Ein Faust – Zwei Gegenspieler – Drei Stücke

Die Veranstaltung
Was: Faust 1-3
Wo: Schauspielhaus Zürich
Wann: 08.03.2012
Bereich: Theater
Die Autorin
Nadine Burri: Jahrgang 1981, studierte Germanistik und schreibt an einer Dissertation zu alter Geschichte und Literatur, Redaktionsmitglied des Elfenbeintürmers (Historikermagazin der Universität Zürich)
Die Kritik
Lektorat: Moritz Weber.
Von Nadine Burri, 10.3.2012
Die Bühne ragt weit in die Zuschauerreihen hinein. Ein hölzernes, quadratisches Konstrukt mit einer kargen Glühbirne in der Mitte stellt das «enge Bretterhaus» dar. Eine Distanz zwischen Bühne und Publikum wird von Anfang an verweigert. Die beiden Akteure – Faust und sein Alter Ego Mephisto – suchen die Nähe zum Volk. Am Bühnenrand stehend treten sie gleich zu Beginn in Kontakt mit den Zuschauern. Die Angst der Schauspieler vor dem «belesenen Publikum» wirft bei ihnen die Frage auf, wie der allseits bekannte Faust neu inszeniert werden könnte: «Wie findet man einen frischen Blickwinkel, der dem Volk gefällt?» Der Zuschauer wähnt sich zwar erst in Goethes «Vorspiel auf dem Theater», doch bereits hier wird deutlich, dass für das gesamte Stück die Frage nach neuen Perspektiven zentral ist.

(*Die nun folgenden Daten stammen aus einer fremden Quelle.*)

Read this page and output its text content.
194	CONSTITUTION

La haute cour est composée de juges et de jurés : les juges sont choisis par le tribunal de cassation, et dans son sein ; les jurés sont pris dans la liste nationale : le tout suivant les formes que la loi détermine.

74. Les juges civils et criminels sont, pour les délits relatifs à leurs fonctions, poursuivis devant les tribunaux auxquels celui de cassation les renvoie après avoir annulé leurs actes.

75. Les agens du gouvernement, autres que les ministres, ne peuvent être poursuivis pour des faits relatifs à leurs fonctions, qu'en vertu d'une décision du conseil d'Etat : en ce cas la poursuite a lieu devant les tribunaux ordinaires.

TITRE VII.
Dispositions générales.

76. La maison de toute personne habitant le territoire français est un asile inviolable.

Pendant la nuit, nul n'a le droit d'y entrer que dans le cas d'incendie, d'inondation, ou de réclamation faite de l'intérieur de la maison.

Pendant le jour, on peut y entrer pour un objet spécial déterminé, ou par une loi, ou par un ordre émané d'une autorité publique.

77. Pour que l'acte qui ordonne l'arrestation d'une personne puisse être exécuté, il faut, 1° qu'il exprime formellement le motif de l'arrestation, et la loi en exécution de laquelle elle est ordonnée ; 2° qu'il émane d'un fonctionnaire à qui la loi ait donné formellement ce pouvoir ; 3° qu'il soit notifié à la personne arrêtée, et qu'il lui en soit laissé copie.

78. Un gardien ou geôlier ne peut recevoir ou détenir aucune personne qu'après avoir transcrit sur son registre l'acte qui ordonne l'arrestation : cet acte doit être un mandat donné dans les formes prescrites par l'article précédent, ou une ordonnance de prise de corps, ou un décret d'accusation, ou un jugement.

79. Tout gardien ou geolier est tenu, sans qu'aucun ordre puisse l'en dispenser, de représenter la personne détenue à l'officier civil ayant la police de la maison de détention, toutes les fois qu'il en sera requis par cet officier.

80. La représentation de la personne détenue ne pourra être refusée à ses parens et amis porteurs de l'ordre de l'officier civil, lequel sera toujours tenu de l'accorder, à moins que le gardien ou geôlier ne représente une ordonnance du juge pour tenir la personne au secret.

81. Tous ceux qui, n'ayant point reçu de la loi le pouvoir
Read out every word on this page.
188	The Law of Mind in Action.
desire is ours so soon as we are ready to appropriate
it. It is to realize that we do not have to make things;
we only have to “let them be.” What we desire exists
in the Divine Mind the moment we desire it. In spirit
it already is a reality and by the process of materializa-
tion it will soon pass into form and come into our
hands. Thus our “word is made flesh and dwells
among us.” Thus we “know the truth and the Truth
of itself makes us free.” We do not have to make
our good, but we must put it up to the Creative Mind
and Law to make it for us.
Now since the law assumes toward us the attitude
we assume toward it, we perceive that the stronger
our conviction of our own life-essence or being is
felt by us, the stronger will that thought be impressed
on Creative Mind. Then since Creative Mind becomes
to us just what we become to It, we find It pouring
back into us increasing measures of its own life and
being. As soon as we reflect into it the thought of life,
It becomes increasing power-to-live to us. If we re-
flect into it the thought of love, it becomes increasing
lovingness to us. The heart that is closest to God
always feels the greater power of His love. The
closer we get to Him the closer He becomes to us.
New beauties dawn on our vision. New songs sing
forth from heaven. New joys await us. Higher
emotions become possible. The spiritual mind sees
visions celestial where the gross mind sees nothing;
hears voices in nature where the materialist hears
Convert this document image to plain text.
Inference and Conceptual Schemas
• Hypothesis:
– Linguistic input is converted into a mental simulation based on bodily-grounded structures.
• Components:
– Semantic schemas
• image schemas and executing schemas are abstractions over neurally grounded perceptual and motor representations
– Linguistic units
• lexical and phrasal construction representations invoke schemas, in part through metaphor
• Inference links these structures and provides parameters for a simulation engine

Das Stück konzentriert sich stark auf Worte, auf ihren Sinn oder Unsinn, ihre Möglichkeiten oder Unmöglichkeiten. Die eng am Originaltext bleibenden Sätze fliegen zwischen den Akteuren wie Spielbälle hin und her, während lediglich kleine Gesten und dezente Mimik das Gesprochene untermalen.
Schauspieler – «Faustspieler»
Es ist ein Spiel mit den klassischen Zitaten des ersten Faust-Teils und szenischen Ausflügen in den zweiten Teil. Die Sprache schwankt zwischen philosophisch-pathetisch, pragmatisch und ironisch. Pointierte Aussagen führen bei den Zuschauern zu Gelächter. Die eigentliche Handlung des Stücks gerät zeitweise in den Hintergrund und wird nur durch virtuose Wortwechsel zwischen Faust und Mephisto dargestellt. Dabei vollführen beide diverse Rollentausche, reissen sich gegenseitig aus ihrer Verzweiflung und gleichzeitig aus dem originalen Ablauf des Stücks. Es ist dem Zuschauer nicht möglich, passiv zuzusehen. Immer wieder wird er aktiv in das Geschehen hineingezogen und muss sich bemühen, den schnellen, teils chaotisch anmutenden Wort- und Themenwechseln zu folgen.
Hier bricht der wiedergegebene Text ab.